Esa tarde de abril de 1959 en Chazuta había una de conmoción porque algo inusual estaba ocurriendo. Era casi como el preludio de la década que llegaría y en donde se operarían cambios y auténticas revoluciones como si fuera un nuevo despertar. Pero el preludio estaba ya con nosotros y cambiaría mi vida… y para siempre. Esa década nos marcó a muchos.
En efecto, al día siguiente al ir de compras a la bodega de don Luis Torres, vecino con los Saurín, que colindaba por la parte posterior con el Arahuillo, donde, dicen, salían los diablos en noches sin luna, una aparición cambió mi vida y recién entendería el significado de lo divino. Tenía entonces diez años. Y lo que vi me deslumbró y a partir de ese instante mi vida se convirtió en quimeras y en fantasías, si bien no voluptuosas ni sensuales, porque fue la aparición de un querubín que se había escapado de los círculos celestiales. Ese Ángel divino era Inés Marilú Urresti Tenazoa, que la víspera había llegado a Chazuta, procedente de Navarro, Chipurana, con sus padres, don Jorge Manuel Urresti Souza (Caballo Cocha, 1915, +1992) y Olivia Pérez, y se quedarían en el pueblo hasta el año 1963. Después, se afincarían definitivamente en Iquitos.

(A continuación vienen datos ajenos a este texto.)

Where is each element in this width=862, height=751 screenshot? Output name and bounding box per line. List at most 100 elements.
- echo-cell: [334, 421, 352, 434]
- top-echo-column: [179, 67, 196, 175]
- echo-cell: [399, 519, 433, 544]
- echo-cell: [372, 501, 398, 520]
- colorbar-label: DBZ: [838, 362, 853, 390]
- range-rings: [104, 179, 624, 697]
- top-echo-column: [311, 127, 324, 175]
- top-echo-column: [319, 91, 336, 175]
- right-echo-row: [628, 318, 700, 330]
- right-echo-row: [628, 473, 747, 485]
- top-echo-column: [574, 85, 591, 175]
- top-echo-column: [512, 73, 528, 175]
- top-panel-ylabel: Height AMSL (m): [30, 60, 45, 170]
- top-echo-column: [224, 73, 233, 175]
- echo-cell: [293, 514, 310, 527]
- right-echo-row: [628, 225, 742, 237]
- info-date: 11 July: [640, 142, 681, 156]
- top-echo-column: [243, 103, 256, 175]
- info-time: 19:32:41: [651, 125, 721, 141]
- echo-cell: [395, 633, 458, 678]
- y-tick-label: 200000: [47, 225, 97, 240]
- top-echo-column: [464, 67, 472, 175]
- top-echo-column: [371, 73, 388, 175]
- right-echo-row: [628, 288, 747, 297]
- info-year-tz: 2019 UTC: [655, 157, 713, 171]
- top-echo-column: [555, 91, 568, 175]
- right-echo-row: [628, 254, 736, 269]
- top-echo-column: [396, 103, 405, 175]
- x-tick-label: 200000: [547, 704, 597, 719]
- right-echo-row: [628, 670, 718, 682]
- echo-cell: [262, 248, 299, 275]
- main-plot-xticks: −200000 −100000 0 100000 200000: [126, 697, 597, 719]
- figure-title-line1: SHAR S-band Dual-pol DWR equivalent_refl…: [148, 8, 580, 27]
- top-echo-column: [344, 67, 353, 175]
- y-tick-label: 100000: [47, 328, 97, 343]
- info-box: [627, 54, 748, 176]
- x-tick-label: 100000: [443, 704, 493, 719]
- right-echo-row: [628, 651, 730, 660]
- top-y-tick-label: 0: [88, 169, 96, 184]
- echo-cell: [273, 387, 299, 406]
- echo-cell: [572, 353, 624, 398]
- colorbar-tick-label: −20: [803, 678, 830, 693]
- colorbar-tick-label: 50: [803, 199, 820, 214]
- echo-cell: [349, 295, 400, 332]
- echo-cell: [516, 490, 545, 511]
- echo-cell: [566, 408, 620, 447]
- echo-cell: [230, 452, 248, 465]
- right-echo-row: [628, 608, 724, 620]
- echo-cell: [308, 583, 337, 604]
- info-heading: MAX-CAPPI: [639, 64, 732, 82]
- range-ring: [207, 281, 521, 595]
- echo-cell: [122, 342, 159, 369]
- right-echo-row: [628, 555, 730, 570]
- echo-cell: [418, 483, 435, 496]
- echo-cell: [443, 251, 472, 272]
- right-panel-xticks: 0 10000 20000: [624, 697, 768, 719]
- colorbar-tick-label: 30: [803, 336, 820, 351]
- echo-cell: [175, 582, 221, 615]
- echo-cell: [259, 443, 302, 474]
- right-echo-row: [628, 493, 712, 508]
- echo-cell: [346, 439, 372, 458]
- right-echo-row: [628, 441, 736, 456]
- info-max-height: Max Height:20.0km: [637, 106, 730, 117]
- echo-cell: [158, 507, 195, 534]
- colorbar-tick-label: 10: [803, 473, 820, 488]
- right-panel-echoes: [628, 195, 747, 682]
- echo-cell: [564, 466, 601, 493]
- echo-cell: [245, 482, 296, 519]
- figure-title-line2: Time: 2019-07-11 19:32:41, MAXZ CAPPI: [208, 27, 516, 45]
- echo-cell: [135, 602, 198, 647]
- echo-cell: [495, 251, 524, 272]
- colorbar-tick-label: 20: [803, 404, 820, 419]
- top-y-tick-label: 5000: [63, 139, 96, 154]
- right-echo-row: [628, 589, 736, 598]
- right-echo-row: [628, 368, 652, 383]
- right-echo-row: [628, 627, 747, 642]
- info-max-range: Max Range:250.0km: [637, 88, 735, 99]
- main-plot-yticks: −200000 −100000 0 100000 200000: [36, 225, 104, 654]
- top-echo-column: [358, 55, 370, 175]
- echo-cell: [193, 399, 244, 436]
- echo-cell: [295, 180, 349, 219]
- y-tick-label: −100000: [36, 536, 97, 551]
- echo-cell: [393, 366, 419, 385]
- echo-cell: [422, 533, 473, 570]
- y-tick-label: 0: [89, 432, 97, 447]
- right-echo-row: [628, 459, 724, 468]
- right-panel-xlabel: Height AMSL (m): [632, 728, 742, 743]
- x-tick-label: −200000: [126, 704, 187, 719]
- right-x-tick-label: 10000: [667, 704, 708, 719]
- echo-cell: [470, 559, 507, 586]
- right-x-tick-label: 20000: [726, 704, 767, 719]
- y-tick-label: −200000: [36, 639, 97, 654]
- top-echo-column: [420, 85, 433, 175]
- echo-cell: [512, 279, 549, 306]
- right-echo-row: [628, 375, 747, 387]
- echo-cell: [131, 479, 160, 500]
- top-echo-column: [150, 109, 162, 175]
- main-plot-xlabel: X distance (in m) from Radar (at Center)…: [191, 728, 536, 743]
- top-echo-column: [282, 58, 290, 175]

La familia Urresti Pérez llegaría con sus hijos Jaime, Luis y Gladys (Navarro), Manuel y Yolanda (Juanjui) y Marilú. En Chazuta nacerían María y Sila. Otros hijos son Marilú y Zulma Urresti Tenazoa (tarapotinos), como también
Leslie y José Urresti Alvarado, todos ellos hermanos de padre. Don Jorge M. Urresti Souza no perdió el tiempo.
Marilú era la mayor de todos los que llegaron esa mañana y fue como una ninfa del bosque que saliera a pasear el encanto de su ser, la belleza de su rostro y esa figurita delgadita y espigada, acompañada de una tierna y dulce timidez, que es precisamente lo que despertó mis emociones. Marilú ya tenía casi trece años y estaba como en el despertar de esos sentimientos. Poco tiempo después arribaría José, mayor de Marilú, y con quien años después nos encontraríamos en el Instituto Nacional Agropecuario N° 10 de Tarapoto. Con José desarrollaríamos una sincera amistad y que se mantiene por más de medio siglo.
Los Urresti, pese al poco tiempo que residieron en Chazuta, se vincularon con el pueblo. Don Jorge, de buena estatura y extraordinario carácter –lo recuerdan se como “un flaco alto”– generaba simpatías, y cumplía sus funciones de inspector del entonces Estanco del Tabaco, actividad que haría de él un funcionario trashumante, siendo amante del deporte, pero fue en Chazuta donde se afianzaron sus relaciones amicales. Mis padres, por la confianza que despertaba, le encargarían que nos comprara un radio transistor Philips, el único receptor que tuvimos. Doña Olivia, que sigue residiendo en Iquitos, llegaría a ser una gran basquetbolista, siendo parte de esa hornada de extraordinarias deportistas que tuvo el pueblo.
Y este es, pues, el recuerdo de la familia Urresti. De ellos, que un día de marzo surcaron el río Huallaga, casi desbordado, y llegarían con una diosa a Chazuta. (Comunicando Bosque y Cultura).